Philadelphia, April 18, 1833

A copy of this sonnet, with an essay, “The Abolition Cause”, by Garrison, signed the same date in Philadelphia, was made available by Phil Lapsansky, at the Library Company, Philadelphia

According to Lapsansky,  “Garrison wrote this sonnet and essay in the personal album of Amy Matilda Cassey,  daughter of NY black leader Peter Williams Jr. and wife of Philadelphia black activist Joseph Cassey, associate and friend of Forten & the younger Purvis.  Cassey was the local agent for the Liberator.

In the essay Garrison wrote of the difficulties to be suffered by those who contend “for the immediate abolition of slavery…..they knew that slander would blacken their characters with infamy; that their rebukes and entreaties would be received with ridicules, anger and reproach; that persecution would assail them on the right hand and on the left..”…The reward for the abolitionist, he wrote,  is “the gratitude of the suffering and the oppressed  — the approbation of a good conscience – the blessing of the Most High…”

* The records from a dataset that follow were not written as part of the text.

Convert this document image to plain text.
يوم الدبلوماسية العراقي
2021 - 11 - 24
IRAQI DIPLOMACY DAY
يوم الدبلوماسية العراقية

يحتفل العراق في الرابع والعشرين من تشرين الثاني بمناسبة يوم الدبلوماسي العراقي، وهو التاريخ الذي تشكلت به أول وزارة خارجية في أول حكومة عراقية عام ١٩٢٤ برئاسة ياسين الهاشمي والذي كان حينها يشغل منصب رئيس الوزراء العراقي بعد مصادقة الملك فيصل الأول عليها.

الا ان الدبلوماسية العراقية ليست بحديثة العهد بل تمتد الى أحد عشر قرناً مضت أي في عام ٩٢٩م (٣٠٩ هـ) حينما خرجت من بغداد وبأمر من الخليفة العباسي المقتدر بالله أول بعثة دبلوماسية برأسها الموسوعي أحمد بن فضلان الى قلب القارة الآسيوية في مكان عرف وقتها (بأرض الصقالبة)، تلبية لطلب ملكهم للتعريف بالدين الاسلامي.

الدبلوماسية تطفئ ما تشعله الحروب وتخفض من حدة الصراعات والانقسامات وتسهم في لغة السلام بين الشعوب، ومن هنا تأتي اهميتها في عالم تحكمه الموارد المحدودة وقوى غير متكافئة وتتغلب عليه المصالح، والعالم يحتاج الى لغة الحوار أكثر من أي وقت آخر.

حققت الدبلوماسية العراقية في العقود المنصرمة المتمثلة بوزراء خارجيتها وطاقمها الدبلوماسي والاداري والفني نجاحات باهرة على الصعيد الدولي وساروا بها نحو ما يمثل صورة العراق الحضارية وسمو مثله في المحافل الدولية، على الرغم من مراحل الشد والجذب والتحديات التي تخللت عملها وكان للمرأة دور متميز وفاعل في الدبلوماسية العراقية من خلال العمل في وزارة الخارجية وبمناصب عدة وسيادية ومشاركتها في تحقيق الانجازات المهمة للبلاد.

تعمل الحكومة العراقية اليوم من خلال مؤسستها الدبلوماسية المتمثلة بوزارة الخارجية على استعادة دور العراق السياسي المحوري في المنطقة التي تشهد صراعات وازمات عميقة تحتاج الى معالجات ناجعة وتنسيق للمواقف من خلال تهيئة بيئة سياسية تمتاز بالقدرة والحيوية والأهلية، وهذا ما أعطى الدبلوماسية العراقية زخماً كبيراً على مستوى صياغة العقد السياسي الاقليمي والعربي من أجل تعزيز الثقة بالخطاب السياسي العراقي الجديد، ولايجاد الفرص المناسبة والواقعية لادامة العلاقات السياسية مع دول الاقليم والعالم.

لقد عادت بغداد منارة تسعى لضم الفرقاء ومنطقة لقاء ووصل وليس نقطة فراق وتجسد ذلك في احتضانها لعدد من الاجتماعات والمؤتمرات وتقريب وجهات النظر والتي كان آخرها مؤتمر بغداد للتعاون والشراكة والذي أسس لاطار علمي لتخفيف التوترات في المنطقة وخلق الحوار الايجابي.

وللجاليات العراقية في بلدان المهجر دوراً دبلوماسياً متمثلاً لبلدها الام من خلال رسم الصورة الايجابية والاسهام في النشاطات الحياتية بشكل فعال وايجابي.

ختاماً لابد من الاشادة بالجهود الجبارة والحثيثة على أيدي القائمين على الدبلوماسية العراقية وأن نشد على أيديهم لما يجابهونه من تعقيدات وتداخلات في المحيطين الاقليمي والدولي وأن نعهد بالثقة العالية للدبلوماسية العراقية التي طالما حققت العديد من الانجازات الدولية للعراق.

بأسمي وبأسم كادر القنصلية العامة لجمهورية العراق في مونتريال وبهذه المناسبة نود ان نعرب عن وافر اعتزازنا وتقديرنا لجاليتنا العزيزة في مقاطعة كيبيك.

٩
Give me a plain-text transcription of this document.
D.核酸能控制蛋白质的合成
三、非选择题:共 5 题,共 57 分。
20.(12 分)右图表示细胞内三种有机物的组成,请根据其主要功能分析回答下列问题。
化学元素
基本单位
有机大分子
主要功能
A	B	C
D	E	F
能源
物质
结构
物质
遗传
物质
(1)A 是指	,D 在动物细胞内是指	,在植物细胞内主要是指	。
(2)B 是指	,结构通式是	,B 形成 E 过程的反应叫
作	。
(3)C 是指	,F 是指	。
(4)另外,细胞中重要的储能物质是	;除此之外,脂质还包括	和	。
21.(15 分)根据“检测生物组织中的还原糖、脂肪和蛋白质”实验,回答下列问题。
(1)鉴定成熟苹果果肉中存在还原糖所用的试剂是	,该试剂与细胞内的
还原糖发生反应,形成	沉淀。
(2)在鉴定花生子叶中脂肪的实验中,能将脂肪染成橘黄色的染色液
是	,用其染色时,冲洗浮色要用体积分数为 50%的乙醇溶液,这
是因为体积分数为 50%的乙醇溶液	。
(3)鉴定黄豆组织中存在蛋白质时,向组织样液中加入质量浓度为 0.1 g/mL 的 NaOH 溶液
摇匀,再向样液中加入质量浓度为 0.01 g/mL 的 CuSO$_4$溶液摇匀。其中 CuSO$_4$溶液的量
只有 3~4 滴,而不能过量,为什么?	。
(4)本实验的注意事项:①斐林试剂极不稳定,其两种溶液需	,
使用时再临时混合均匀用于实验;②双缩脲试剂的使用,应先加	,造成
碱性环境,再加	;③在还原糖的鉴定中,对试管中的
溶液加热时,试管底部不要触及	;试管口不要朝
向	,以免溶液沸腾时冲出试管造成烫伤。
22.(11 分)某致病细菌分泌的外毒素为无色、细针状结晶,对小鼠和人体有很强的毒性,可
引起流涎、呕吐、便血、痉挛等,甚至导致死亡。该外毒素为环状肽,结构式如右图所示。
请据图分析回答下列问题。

The spirit which animates the abolitionist “can never burn out, nor can many waters extinquish it. … firmer than the foundations of the earth – it is strong as the throne of God…… neither reproach nor persecution – neither wealth nor power – neither bolts nor bars – neither the gibbet nor the stake, shall be able to subdue it…..Numberless as may be the enemies who surround them, they will not retreat from the field, for He who is mightier than legions of men and devils is the Captain of their salvation, and will give them the victory.”

The “Sonnet” is open to divergent interpretation, and I invite each reader to enter that divergence.  It begins with a “mateless bird”. In “lonely” mood, and speaks of “soiled plumage” and “broken wings”, a lack of summer to “soothe its sufferings”.  The fowler, who is the one who seeks to shoot the bird, is represented in “Disappointment”, yet has his “prey”, in “fatal aim”.

 

Place the two writings in the context of Garrison’s wild days of flight, running from the enemy, wildly moving from place to place to avoid detection and arrest.  The confident faith of Garrison is the ultimate note he sounds.  It is worthy of pondering.